Notbremsassistenten: Drei "sehr gut", kein "nicht genügend"
Club fordert serienmäßig eingebaute Notbremsassistenten für alle Pkw
Auffahrunfälle zählen zu den häufigsten Malheuren im Straßenverkehr. "Ursachen für einen Crash ins Heck des Vorausfahrenden sind meist Unachtsamkeit des Lenkers, zu hohe Geschwindigkeit oder zu geringer Abstand", erklärt ÖAMTC-Techniker Steffan Kerbl. Notbremsassistenten oder "Advanced Emergency Braking Systems" (kurz: AEBS) können helfen, die Folgen einer solchen Kollision zu mildern. Im besten Falle können sie Auffahrunfälle sogar ganz verhindern.

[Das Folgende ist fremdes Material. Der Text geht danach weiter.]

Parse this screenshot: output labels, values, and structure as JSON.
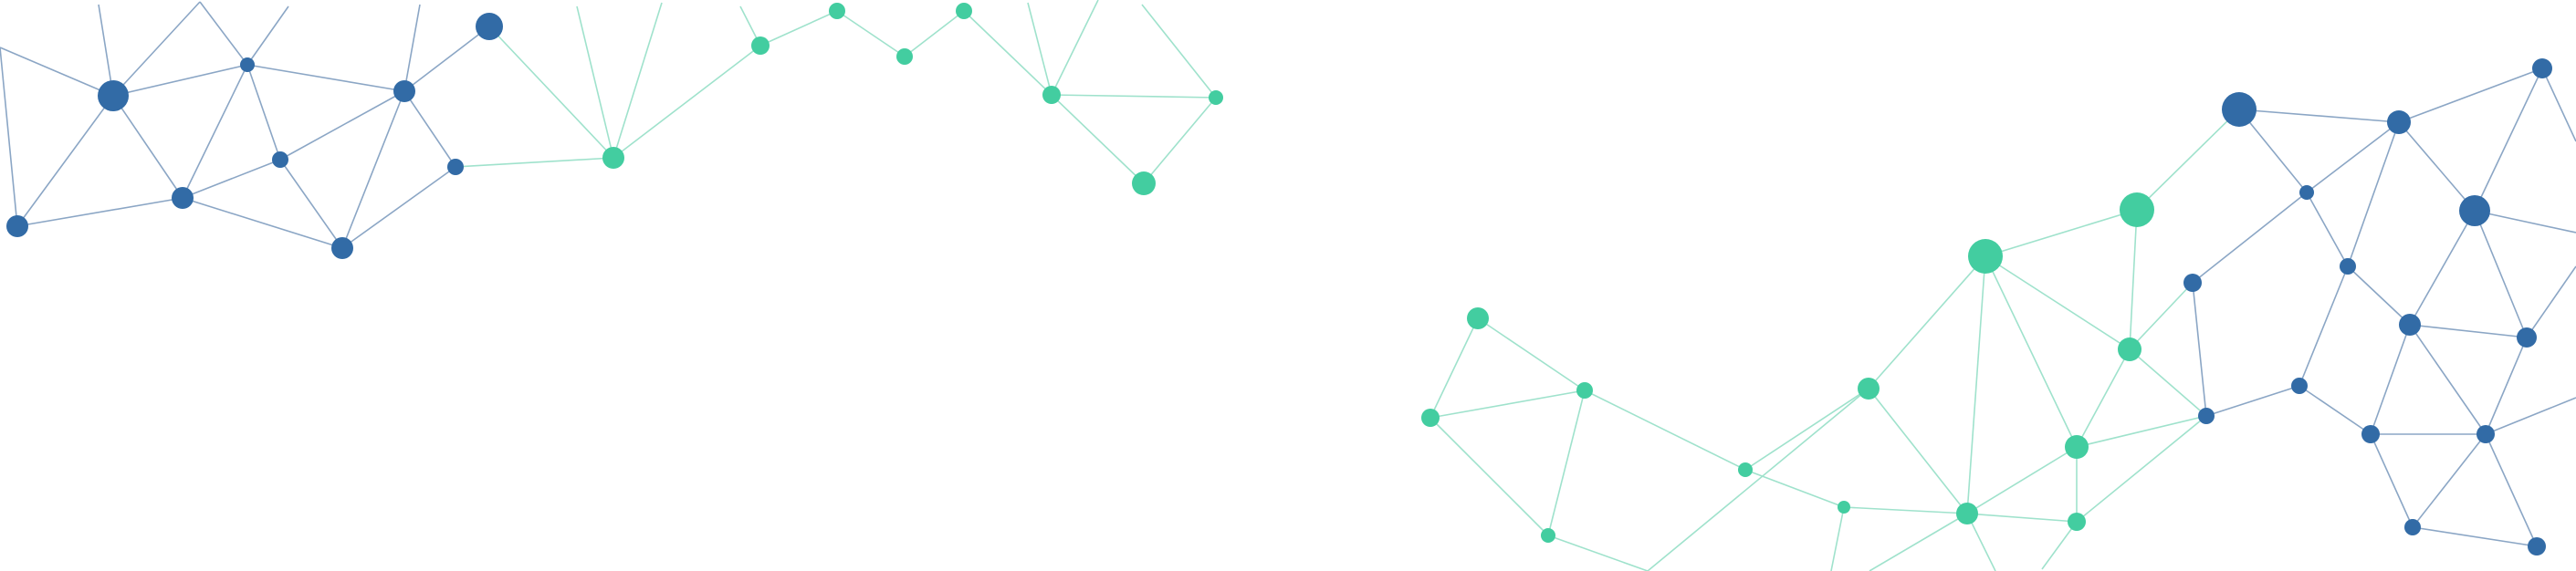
{
  "colors": {
    "background": "#ffffff",
    "blue_node": "#326ba6",
    "green_node": "#43cda0",
    "blue_line": "#8ba6c5",
    "green_line": "#9fe2cc"
  },
  "graphic": {
    "icon": "network-mesh-decoration"
  }
}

Folgen eines Auffahrunfalls signifikant gemildert
Starke Weiterentwicklung zu beobachten
Jeder abgebaute Stundenkilometer zählt
Notbremsassistenten sollen unterstützend eingreifen bevor es zu einem Auffahrunfall kommt. "Die Systeme erkennen mittels Sensoren und Kameras vorausfahrende Fahrzeuge und warnen den Fahrer vor drohenden Kollisionen. Reagiert der Lenker nicht auf die Warnung, leitet das System eine autonome Bremsung ein", skizziert der ÖAMTC-Experte die grundlegende Funktionsweise. Dadurch wird die Aufprallgeschwindigkeit reduziert und im Idealfall ein schwerer Unfall völlig verhindert.

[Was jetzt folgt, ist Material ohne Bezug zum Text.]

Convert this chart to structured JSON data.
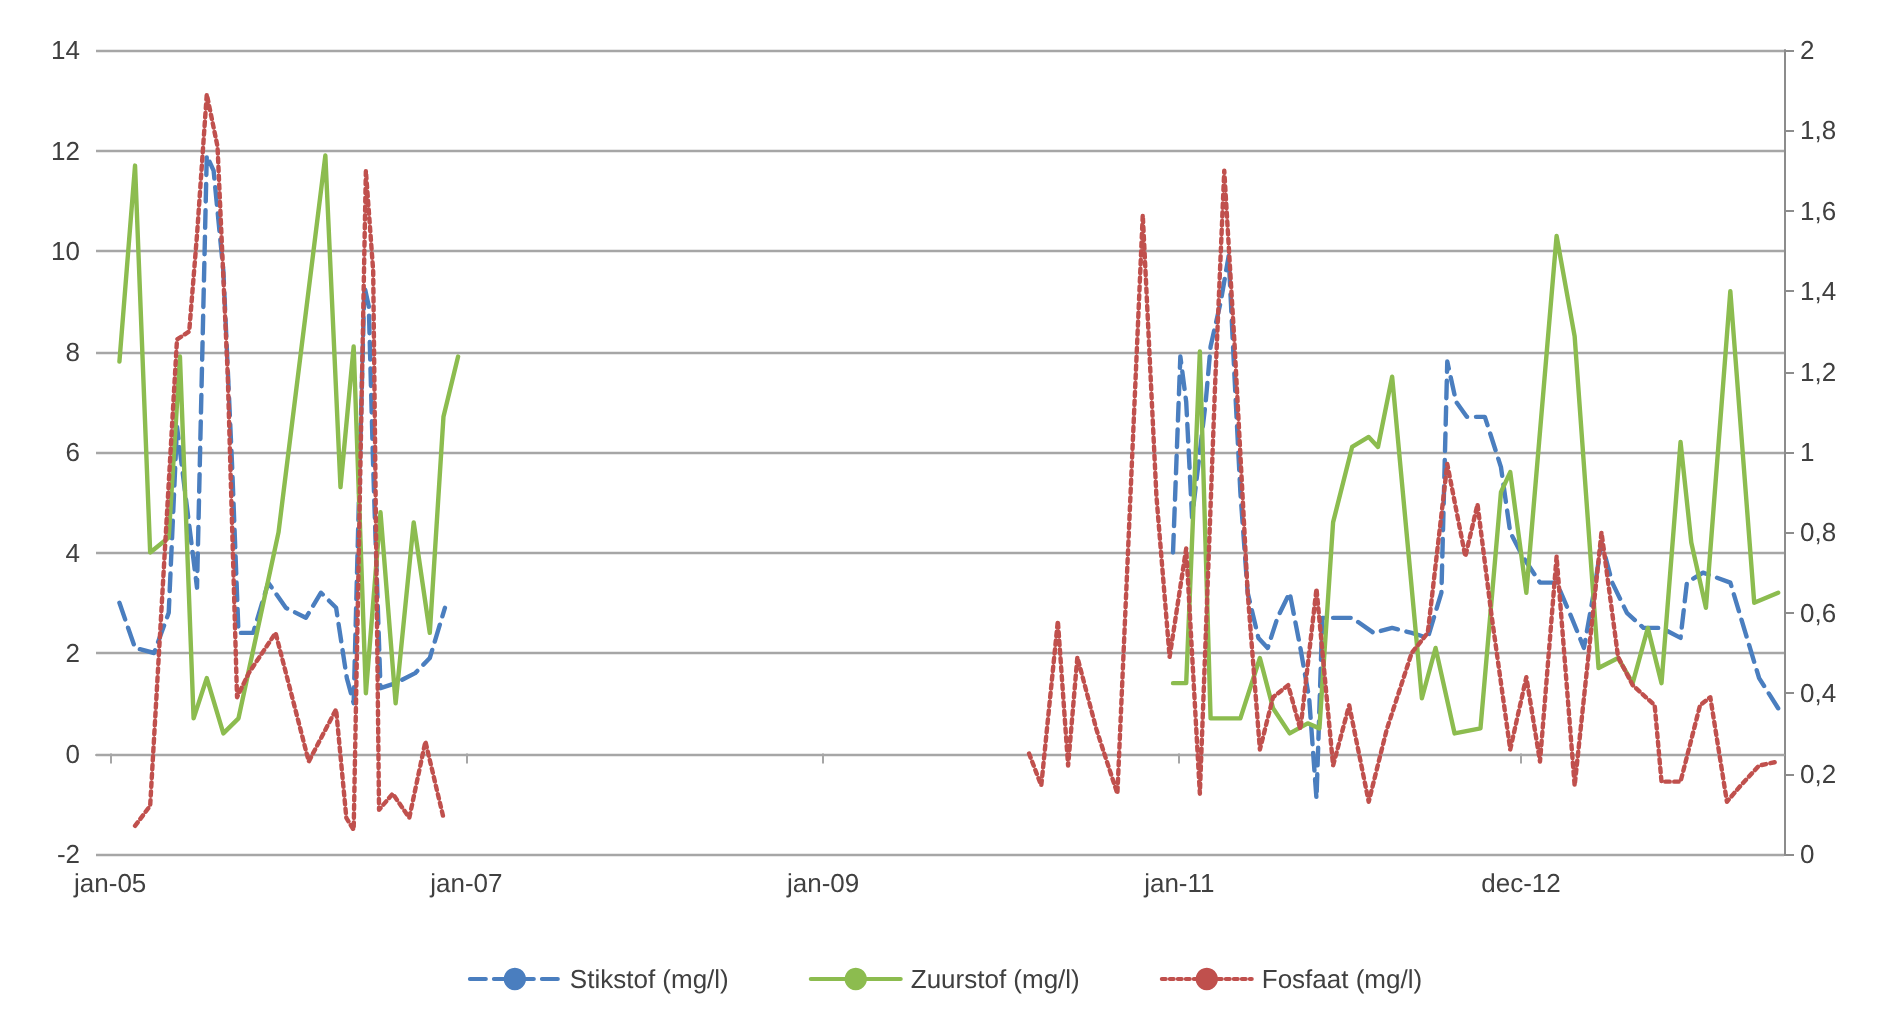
{
  "chart_data": {
    "type": "line",
    "ylim": [
      -2,
      14
    ],
    "yticks": [
      -2,
      0,
      2,
      4,
      6,
      8,
      10,
      12,
      14
    ],
    "y2lim": [
      0,
      2
    ],
    "y2ticks": [
      0,
      {
        "value": 0.2,
        "label": "0,2"
      },
      {
        "value": 0.4,
        "label": "0,4"
      },
      {
        "value": 0.6,
        "label": "0,6"
      },
      {
        "value": 0.8,
        "label": "0,8"
      },
      1,
      {
        "value": 1.2,
        "label": "1,2"
      },
      {
        "value": 1.4,
        "label": "1,4"
      },
      {
        "value": 1.6,
        "label": "1,6"
      },
      {
        "value": 1.8,
        "label": "1,8"
      },
      2
    ],
    "xlim": [
      "2004-12-03",
      "2014-05-24"
    ],
    "xticks": [
      {
        "value": "2005-01-01",
        "label": "jan-05"
      },
      {
        "value": "2007-01-01",
        "label": "jan-07"
      },
      {
        "value": "2009-01-01",
        "label": "jan-09"
      },
      {
        "value": "2011-01-01",
        "label": "jan-11"
      },
      {
        "value": "2012-12-01",
        "label": "dec-12"
      }
    ],
    "grid": "y",
    "legend": "bottom",
    "marker": "none",
    "series": [
      {
        "name": "Stikstof (mg/l)",
        "color": "#4a7ebf",
        "line_style": "dashed",
        "x": [
          "2005-01-20",
          "2005-02-21",
          "2005-04-01",
          "2005-05-01",
          "2005-05-18",
          "2005-06-01",
          "2005-06-28",
          "2005-07-18",
          "2005-08-01",
          "2005-08-21",
          "2005-09-08",
          "2005-09-21",
          "2005-10-21",
          "2005-11-21",
          "2005-12-27",
          "2006-02-06",
          "2006-03-09",
          "2006-04-09",
          "2006-05-01",
          "2006-05-15",
          "2006-06-06",
          "2006-06-15",
          "2006-06-24",
          "2006-07-09",
          "2006-08-09",
          "2006-09-18",
          "2006-10-18",
          "2006-11-18",
          "2008-06-01",
          "2010-12-19",
          "2011-01-03",
          "2011-01-15",
          "2011-01-27",
          "2011-02-12",
          "2011-02-24",
          "2011-03-06",
          "2011-03-27",
          "2011-04-12",
          "2011-04-24",
          "2011-05-06",
          "2011-05-21",
          "2011-06-12",
          "2011-07-01",
          "2011-07-21",
          "2011-08-15",
          "2011-09-06",
          "2011-09-24",
          "2011-10-09",
          "2011-10-21",
          "2011-11-24",
          "2011-12-21",
          "2012-02-03",
          "2012-03-12",
          "2012-04-21",
          "2012-05-24",
          "2012-06-21",
          "2012-07-03",
          "2012-07-21",
          "2012-08-12",
          "2012-09-18",
          "2012-10-21",
          "2012-11-09",
          "2012-12-06",
          "2013-01-09",
          "2013-02-12",
          "2013-03-15",
          "2013-04-09",
          "2013-05-01",
          "2013-05-15",
          "2013-06-06",
          "2013-07-06",
          "2013-08-09",
          "2013-09-15",
          "2013-10-24",
          "2013-11-06",
          "2013-12-09",
          "2014-02-03",
          "2014-03-06",
          "2014-04-03",
          "2014-05-12"
        ],
        "values": [
          3.0,
          2.1,
          2.0,
          2.8,
          6.5,
          5.4,
          3.3,
          11.9,
          11.6,
          9.6,
          5.7,
          2.4,
          2.4,
          3.4,
          2.9,
          2.7,
          3.2,
          2.9,
          1.5,
          1.0,
          9.3,
          8.9,
          5.7,
          1.3,
          1.4,
          1.6,
          1.9,
          2.9,
          null,
          4.0,
          7.9,
          7.0,
          4.7,
          6.0,
          7.0,
          8.1,
          9.0,
          9.9,
          7.5,
          5.2,
          3.2,
          2.3,
          2.1,
          2.7,
          3.2,
          2.1,
          1.1,
          -0.9,
          2.7,
          2.7,
          2.7,
          2.4,
          2.5,
          2.4,
          2.3,
          3.2,
          7.8,
          7.0,
          6.7,
          6.7,
          5.7,
          4.4,
          3.9,
          3.4,
          3.4,
          2.7,
          2.1,
          3.3,
          4.2,
          3.4,
          2.8,
          2.5,
          2.5,
          2.3,
          3.4,
          3.6,
          3.4,
          2.4,
          1.5,
          0.9
        ]
      },
      {
        "name": "Zuurstof (mg/l)",
        "color": "#8cbc4f",
        "line_style": "solid",
        "x": [
          "2005-01-20",
          "2005-02-21",
          "2005-03-24",
          "2005-05-01",
          "2005-05-24",
          "2005-06-21",
          "2005-07-18",
          "2005-08-21",
          "2005-09-21",
          "2005-12-12",
          "2006-03-18",
          "2006-04-18",
          "2006-05-15",
          "2006-06-09",
          "2006-07-09",
          "2006-08-09",
          "2006-09-15",
          "2006-10-18",
          "2006-11-15",
          "2006-12-15",
          "2008-06-01",
          "2010-12-19",
          "2011-01-15",
          "2011-02-12",
          "2011-03-06",
          "2011-05-06",
          "2011-06-15",
          "2011-07-12",
          "2011-08-15",
          "2011-09-21",
          "2011-10-15",
          "2011-11-12",
          "2011-12-21",
          "2012-01-24",
          "2012-02-12",
          "2012-03-12",
          "2012-05-12",
          "2012-06-09",
          "2012-07-18",
          "2012-09-09",
          "2012-10-21",
          "2012-11-09",
          "2012-12-12",
          "2013-02-12",
          "2013-03-21",
          "2013-05-09",
          "2013-06-18",
          "2013-07-18",
          "2013-08-18",
          "2013-09-15",
          "2013-10-24",
          "2013-11-15",
          "2013-12-15",
          "2014-02-03",
          "2014-03-24",
          "2014-05-12"
        ],
        "values": [
          7.8,
          11.7,
          4.0,
          4.3,
          7.9,
          0.7,
          1.5,
          0.4,
          0.7,
          4.4,
          11.9,
          5.3,
          8.1,
          1.2,
          4.8,
          1.0,
          4.6,
          2.4,
          6.7,
          7.9,
          null,
          1.4,
          1.4,
          8.0,
          0.7,
          0.7,
          1.9,
          0.9,
          0.4,
          0.6,
          0.5,
          4.6,
          6.1,
          6.3,
          6.1,
          7.5,
          1.1,
          2.1,
          0.4,
          0.5,
          5.2,
          5.6,
          3.2,
          10.3,
          8.3,
          1.7,
          1.9,
          1.4,
          2.5,
          1.4,
          6.2,
          4.2,
          2.9,
          9.2,
          3.0,
          3.2
        ]
      },
      {
        "name": "Fosfaat (mg/l)",
        "color": "#c0504d",
        "line_style": "dotted",
        "axis": "y2",
        "x": [
          "2005-02-21",
          "2005-03-24",
          "2005-05-18",
          "2005-06-12",
          "2005-06-28",
          "2005-07-18",
          "2005-08-09",
          "2005-08-30",
          "2005-09-18",
          "2005-10-12",
          "2005-12-06",
          "2006-02-12",
          "2006-04-09",
          "2006-04-30",
          "2006-05-15",
          "2006-06-09",
          "2006-06-24",
          "2006-07-06",
          "2006-08-03",
          "2006-09-06",
          "2006-10-09",
          "2006-11-15",
          "2008-06-01",
          "2010-02-27",
          "2010-03-24",
          "2010-04-27",
          "2010-05-18",
          "2010-06-06",
          "2010-07-15",
          "2010-08-27",
          "2010-10-18",
          "2010-11-15",
          "2010-12-12",
          "2011-01-15",
          "2011-02-12",
          "2011-03-15",
          "2011-04-03",
          "2011-04-24",
          "2011-05-21",
          "2011-06-15",
          "2011-07-12",
          "2011-08-12",
          "2011-09-06",
          "2011-10-09",
          "2011-11-12",
          "2011-12-15",
          "2012-01-24",
          "2012-03-01",
          "2012-04-21",
          "2012-05-24",
          "2012-07-03",
          "2012-08-09",
          "2012-09-03",
          "2012-10-01",
          "2012-11-09",
          "2012-12-12",
          "2013-01-09",
          "2013-02-12",
          "2013-03-21",
          "2013-05-15",
          "2013-06-18",
          "2013-07-18",
          "2013-09-01",
          "2013-09-15",
          "2013-10-24",
          "2013-12-03",
          "2013-12-24",
          "2014-01-27",
          "2014-02-24",
          "2014-04-03",
          "2014-05-12"
        ],
        "values": [
          0.07,
          0.12,
          1.28,
          1.3,
          1.54,
          1.89,
          1.76,
          1.19,
          0.39,
          0.45,
          0.55,
          0.23,
          0.36,
          0.09,
          0.06,
          1.7,
          1.45,
          0.11,
          0.15,
          0.09,
          0.28,
          0.09,
          null,
          0.25,
          0.17,
          0.58,
          0.22,
          0.49,
          0.31,
          0.15,
          1.59,
          0.89,
          0.49,
          0.76,
          0.15,
          1.16,
          1.7,
          1.27,
          0.65,
          0.26,
          0.39,
          0.42,
          0.31,
          0.66,
          0.22,
          0.37,
          0.13,
          0.31,
          0.5,
          0.55,
          0.97,
          0.74,
          0.87,
          0.6,
          0.26,
          0.44,
          0.23,
          0.74,
          0.17,
          0.8,
          0.49,
          0.42,
          0.37,
          0.18,
          0.18,
          0.37,
          0.39,
          0.13,
          0.17,
          0.22,
          0.23
        ]
      }
    ]
  }
}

Die Ergebnisse des ÖAMTC-Tests gehen relativ weit auseinander. Dennoch erhöhen alle getesteten Systeme die Sicherheit signifikant, denn im Notfall kann jeder abgebaute Stundenkilometer lebensrettend sein. Selbst eine geringe Abnahme der Kollisionsgeschwindigkeit mit Hilfe eines Assistenten ist also erstrebenswert. Das heißt aber nicht, dass ein Notbremsassistent einen aufmerksamen Fahrer ersetzen kann. "Trotz moderner Technik im Fahrzeug sollten genügend Abstand zum Vordermann und eine defensive Fahrweise selbstverständlich sein. Damit ist schon ein großer Beitrag zur Verkehrssicherheit geleistet", so der abschließende Appell des ÖAMTC-Technikers.